The cause of the Renaissance is due to a combination of principally two different factors involving trade and migration. During former centuries, many of Italy's city-states (Venice, Florence, Genoa) grew wealthy from international trade. The ships of Venice carried from Asia to Europe, spices and items of luxury. Italy also witnessed the rise of a new social group, powerful merchant-bankers who encouraged learning, and themselves became celebrated patrons of art such as the de Medici family of Florence. During this same period a new empire was forming in the middle-east, the Ottoman Turks were zealously intent on regaining lands that were previously lost to both Christian Crusaders from the west and the Mongols from the east. Both groups, at different times, had evicted the Seljuk Turks from Anatolia (modern Turkey), and now the Ottomans were zealously committed to recapturing their land, a zeal that later took them up the Danube River to the walls of Vienna.

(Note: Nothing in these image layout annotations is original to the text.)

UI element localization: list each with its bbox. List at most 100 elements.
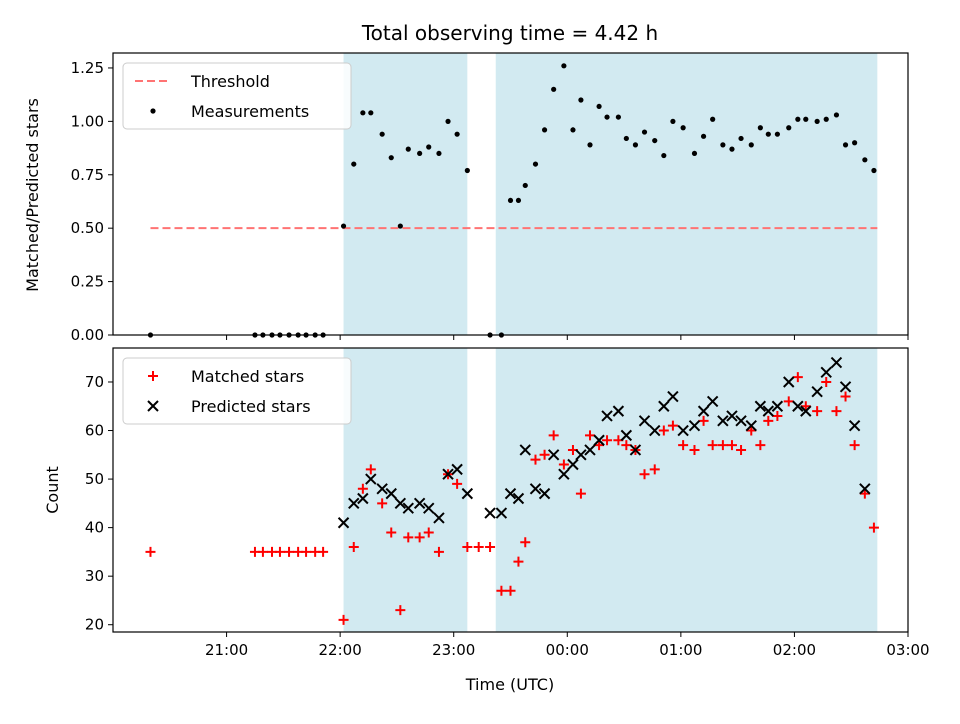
measurement-point xyxy=(587,142,593,148)
measurement-point xyxy=(842,142,849,148)
measurement-point xyxy=(426,144,432,150)
y-tick-label: 30 xyxy=(85,567,104,585)
x-axis-label: Time (UTC) xyxy=(465,675,554,694)
measurement-point xyxy=(661,152,667,159)
measurement-point xyxy=(710,116,716,122)
observing-window-band xyxy=(495,348,878,632)
predicted-star-marker xyxy=(667,390,679,403)
matched-star-marker xyxy=(496,585,507,596)
measurement-point xyxy=(351,161,357,167)
predicted-star-marker xyxy=(567,458,579,471)
y-tick-label: 20 xyxy=(85,616,104,634)
matched-star-marker xyxy=(812,406,823,417)
bottom-panel-counts: 20 30 40 50 60 70 21:00 22:00 23:00 00:00 01:00 02:… xyxy=(43,347,930,659)
y-tick-label: 1.25 xyxy=(71,59,104,77)
predicted-star-marker xyxy=(839,381,852,393)
legend-label: Predicted stars xyxy=(191,397,311,416)
predicted-star-marker xyxy=(461,487,474,500)
measurement-point xyxy=(757,125,763,131)
predicted-star-marker xyxy=(601,410,613,422)
matched-star-marker xyxy=(783,396,794,407)
matched-star-marker xyxy=(403,532,414,543)
measurement-point xyxy=(738,135,744,142)
matched-star-marker xyxy=(649,464,660,475)
matched-star-marker xyxy=(539,449,550,460)
matched-star-marker xyxy=(792,372,803,383)
matched-star-marker xyxy=(284,546,295,557)
measurement-point xyxy=(652,137,658,144)
predicted-star-marker xyxy=(376,483,388,495)
matched-star-marker xyxy=(621,440,632,451)
predicted-star-marker xyxy=(495,507,508,519)
matched-star-marker xyxy=(513,556,524,567)
predicted-star-marker xyxy=(413,497,426,510)
measurement-point xyxy=(871,167,877,174)
measurement-point xyxy=(803,116,809,122)
matched-star-marker xyxy=(348,542,359,553)
y-tick-label: 40 xyxy=(85,519,104,537)
axes-frame xyxy=(112,347,909,633)
predicted-star-marker xyxy=(451,463,463,476)
predicted-star-marker xyxy=(754,400,767,412)
matched-star-marker xyxy=(145,546,156,557)
measurement-point xyxy=(541,127,548,133)
x-tick-label: 23:00 xyxy=(432,641,475,659)
x-tick-label: 21:00 xyxy=(205,641,248,659)
measurement-point xyxy=(680,125,686,131)
matched-star-marker xyxy=(473,542,484,553)
predicted-star-marker xyxy=(547,449,560,461)
predicted-star-marker xyxy=(365,473,377,485)
measurement-point xyxy=(397,223,403,229)
y-tick-label: 0.00 xyxy=(71,326,104,344)
x-tick-label: 01:00 xyxy=(659,641,702,659)
predicted-star-marker xyxy=(859,483,871,495)
predicted-star-marker xyxy=(688,419,701,432)
y-tick-label: 50 xyxy=(85,470,104,488)
legend-label: Matched stars xyxy=(191,367,304,386)
figure-title: Total observing time = 4.42 h xyxy=(361,21,658,45)
measurement-point xyxy=(561,63,567,69)
measurement-point xyxy=(522,182,528,189)
matched-star-marker xyxy=(602,435,613,446)
measurement-point xyxy=(774,131,780,137)
matched-star-marker xyxy=(667,420,678,431)
matched-star-marker xyxy=(772,410,783,421)
matched-star-marker xyxy=(548,430,559,441)
y-tick-label: 70 xyxy=(85,373,104,391)
matched-star-marker xyxy=(365,464,376,475)
observing-window-band xyxy=(495,53,878,335)
y-tick-label: 0.75 xyxy=(71,166,104,184)
legend-predicted-swatch xyxy=(147,400,159,412)
legend-box xyxy=(122,357,352,425)
predicted-star-marker xyxy=(649,424,661,437)
matched-star-marker xyxy=(840,391,851,402)
matched-star-marker xyxy=(377,498,388,509)
predicted-star-marker xyxy=(538,487,551,500)
measurement-point xyxy=(852,140,858,146)
y-tick-label: 0.25 xyxy=(71,273,104,291)
matched-star-marker xyxy=(821,376,832,387)
measurement-point xyxy=(578,97,584,103)
matched-star-marker xyxy=(707,440,718,451)
matched-star-marker xyxy=(452,478,463,489)
predicted-star-marker xyxy=(620,429,633,442)
measurement-point xyxy=(765,131,771,137)
matched-star-marker xyxy=(689,444,700,455)
matched-star-marker xyxy=(868,522,879,533)
matched-star-marker xyxy=(717,440,728,451)
matched-star-marker xyxy=(558,459,569,470)
matched-star-marker xyxy=(859,488,870,499)
predicted-star-marker xyxy=(726,410,738,422)
y-tick-label: 0.50 xyxy=(71,219,104,237)
measurement-point xyxy=(720,142,726,148)
predicted-star-marker xyxy=(658,400,670,412)
legend-label: Threshold xyxy=(190,72,270,91)
measurement-point xyxy=(368,110,374,116)
predicted-star-marker xyxy=(830,356,843,369)
predicted-star-marker xyxy=(848,419,861,432)
matched-star-marker xyxy=(485,542,496,553)
x-tick-label: 02:00 xyxy=(773,641,816,659)
measurement-point xyxy=(596,103,602,110)
measurement-point xyxy=(623,135,629,142)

In 1326, they destroyed and rebuilt the city of Bursa, making it their capital. This city was just south of their prize, Constantinople and the seat of the glorious Byzantine Empire which was also the surviving eastern half of the ancient Roman Empire. As the threat of a massive invasion steadily increased, merchants, scholars, and priests gradually began leaving for the west, and especially the security of Italian city-states. Along with them went treasures, artifacts, paintings, and the only surviving copies of numerous classical manuscripts. In some cases, all that is known today of the ancient world is derived from these precious manuscripts. When the buildings of the western half of the Roman Empire were destroyed in the late Fifth century, it also included their libraries. The Byzantines have contributed to western Europe a priceless treasure of knowledge, and wealthy Italian patron families encouraged the natural curiosity of local artists, scholars, and craftsmen into their acquisition by fate.

The Renaissance was a culmination of eastern knowledge arriving in secure Italian cities-states where merchants and patrons were uniquely prepared to sponsor and accelerate learning from this gift.